According to eyewitnesses, police shot Florián while he was walking out of the Autonomous University of Santo Domingo (UASD) campus. Heavily armed police officers were firing live rounds towards a group of protesters who were making their way from the campus to join another demonstration at the Congress. Clashes then erupted between students and the police.
On Thursday night the National Police chief announced the arrest of 19 police officials including a lieutenant colonel in charge of the operation as part of an investigation into the incident.
"This tragic incident confirms the need for the kind of comprehensive police reform in the Dominican Republic that Amnesty International and local human rights organizations have long been advocating," said Javier Zúñiga, Special Adviser to Amnesty International.
"Amnesty International welcomes that the President of the Republic requested a full and timely investigation into Willy Florián's killing.
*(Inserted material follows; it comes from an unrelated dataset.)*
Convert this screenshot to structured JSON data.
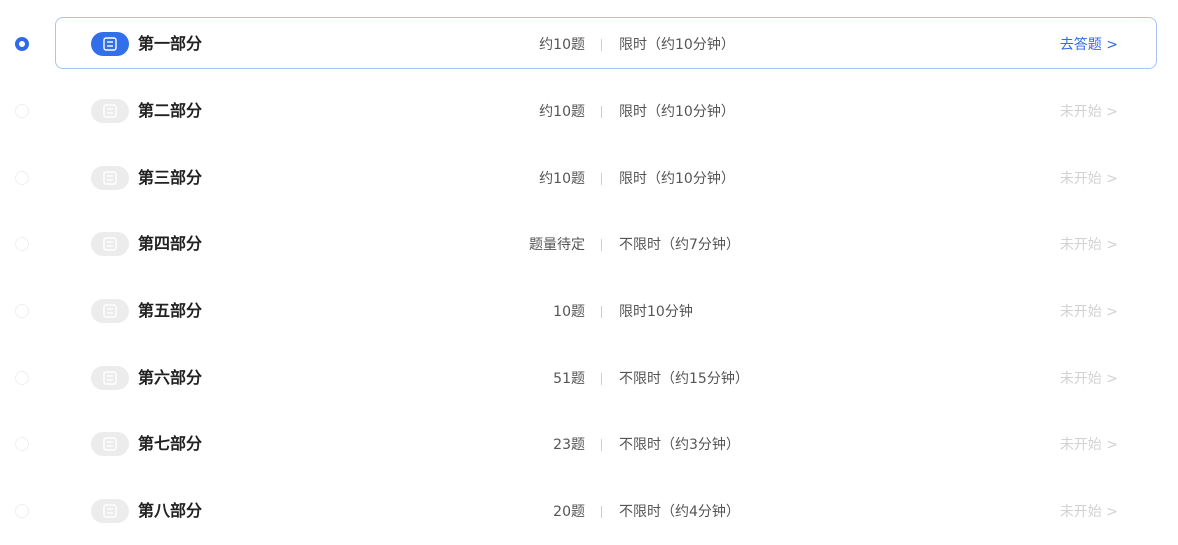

His tragic death should lead to urgent measures to prevent more unlawful killings in the future.
"While the police have a duty to maintain public order during protests, excessive force must never be used, and lethal arms should be used as the very last resort only in self-defence or the defence of others against the imminent threat of death or serious injury."
Eyewitnesses said that after Florián was shot, police fired tear gas at people who tried to come to his aid.
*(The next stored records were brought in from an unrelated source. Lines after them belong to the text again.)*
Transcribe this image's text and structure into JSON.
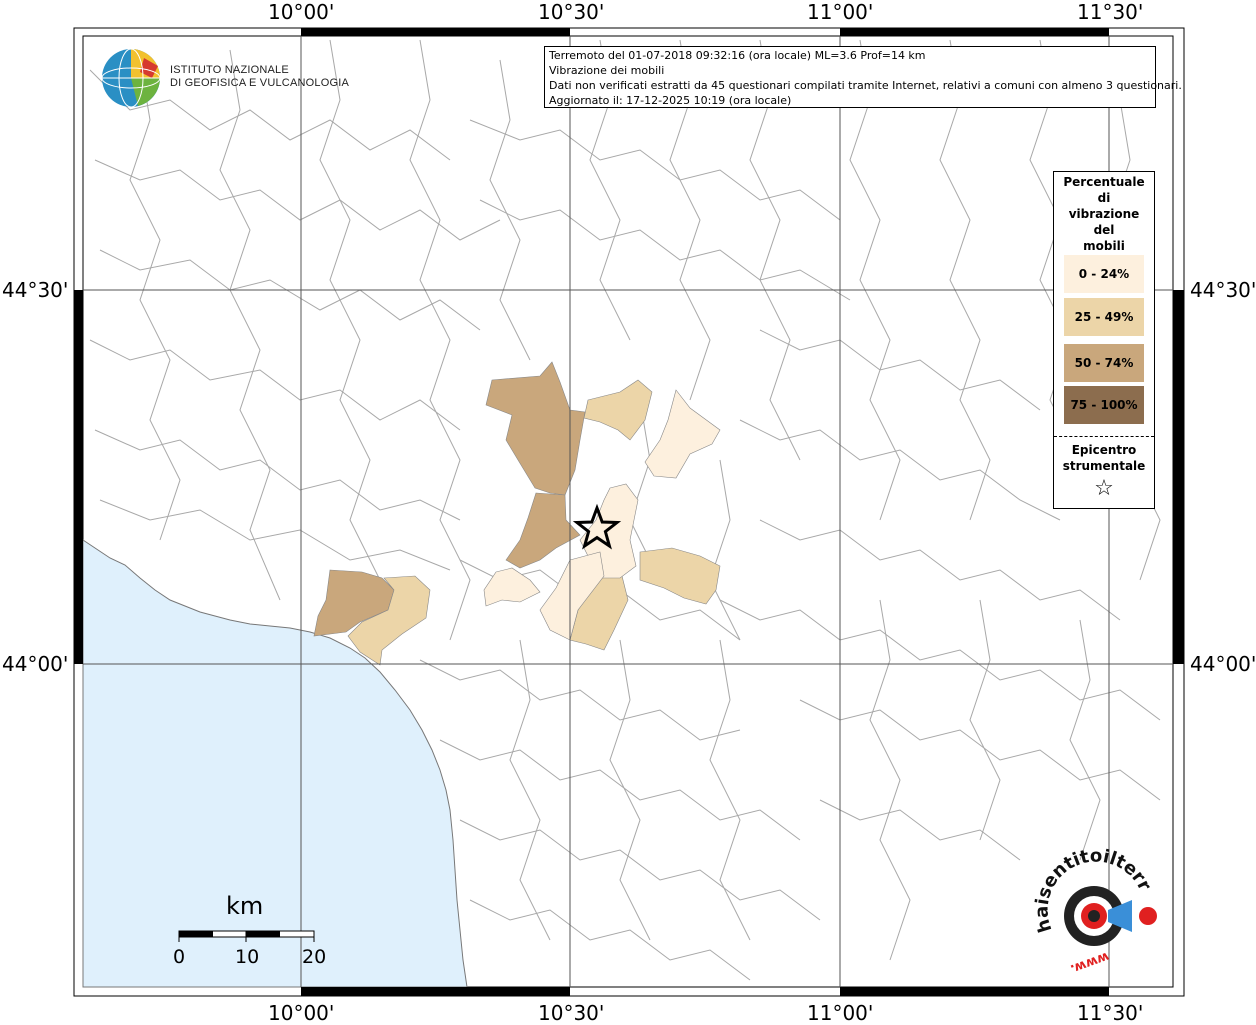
{
  "map": {
    "lon_labels": [
      "10°00'",
      "10°30'",
      "11°00'",
      "11°30'"
    ],
    "lat_labels": [
      "44°30'",
      "44°00'"
    ]
  },
  "infobox": {
    "line1": "Terremoto del 01-07-2018 09:32:16 (ora locale) ML=3.6 Prof=14 km",
    "line2": "Vibrazione dei mobili",
    "line3": "Dati non verificati estratti da 45 questionari compilati tramite Internet, relativi a comuni con almeno 3 questionari.",
    "line4": "Aggiornato il: 17-12-2025 10:19 (ora locale)"
  },
  "logo": {
    "line1": "ISTITUTO NAZIONALE",
    "line2": "DI GEOFISICA E VULCANOLOGIA",
    "icon": "ingv-globe-logo"
  },
  "legend": {
    "title_lines": [
      "Percentuale",
      "di",
      "vibrazione",
      "del",
      "mobili"
    ],
    "items": [
      {
        "label": "0 - 24%",
        "color": "#fdf0de"
      },
      {
        "label": "25 - 49%",
        "color": "#ecd5a8"
      },
      {
        "label": "50 - 74%",
        "color": "#c9a77c"
      },
      {
        "label": "75 - 100%",
        "color": "#8c6d4e"
      }
    ],
    "epicenter_lines": [
      "Epicentro",
      "strumentale"
    ],
    "epicenter_icon": "star-icon"
  },
  "scale": {
    "unit": "km",
    "ticks": [
      "0",
      "10",
      "20"
    ]
  },
  "colors": {
    "sea": "#dff0fc",
    "border_lines": "#a0a0a0",
    "frame": "#000000"
  },
  "watermark": {
    "text": "haisentitoilterremoto.it",
    "url_text": "www."
  }
}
Police officials meanwhile claim a video from the demonstration shows one of the masked protesters firing a gun at police, who responded by firing shots in the air and using tear gas to disperse the protesters.
Two police officers as well as at least three other students and a bus ticket collector were also reportedly injured in the clashes.
According to a National Police statement, a bullet extracted from Florián's corpse has been sent for forensic analysis, to compare it with those used by the police agents who responded to the protests near the UASD.
Following the violence, the university has suspended all classes until next Monday, 12 November.
Endemic police abuse
Amnesty International believes Florián's killing should give Dominican authorities pause to reflect on how the country's police have been allowed to violate human rights continually with impunity.
The organization has previously documented soaring levels of abuse by police in the Dominican Republic, including torture and unlawful killings.
An October 2011 report cited scores of cases of individuals who had been killed by police a tenth of all murders in the country the previous year were the result of police abuse.
Too many people are killed or injured by police during demonstrations. In a separate protest on Thursday in the city of Barahona, members of the National Police reportedly shot and seriously injured a female professor. An investigation is also currently under way into the alleged police role in the deaths of four people during protests in Salcedo, near the northern city of Santiago, in June 2012.
"When the Dominican Congress debates the new Organic Law of the National Police in the coming weeks, they must integrate principles and rules ensuring that the police really protect human rights," said Zúñiga.
An Amnesty International delegation will travel to the Dominican Republic at the end of the month.
"We look forward to discussing with the President and other relevant authorities ways to implement a comprehensive reform to transform the police into an institution that is respectful of human rights and able to provide the effective protection that people in the Dominican Republic desperately need," said Zúñiga.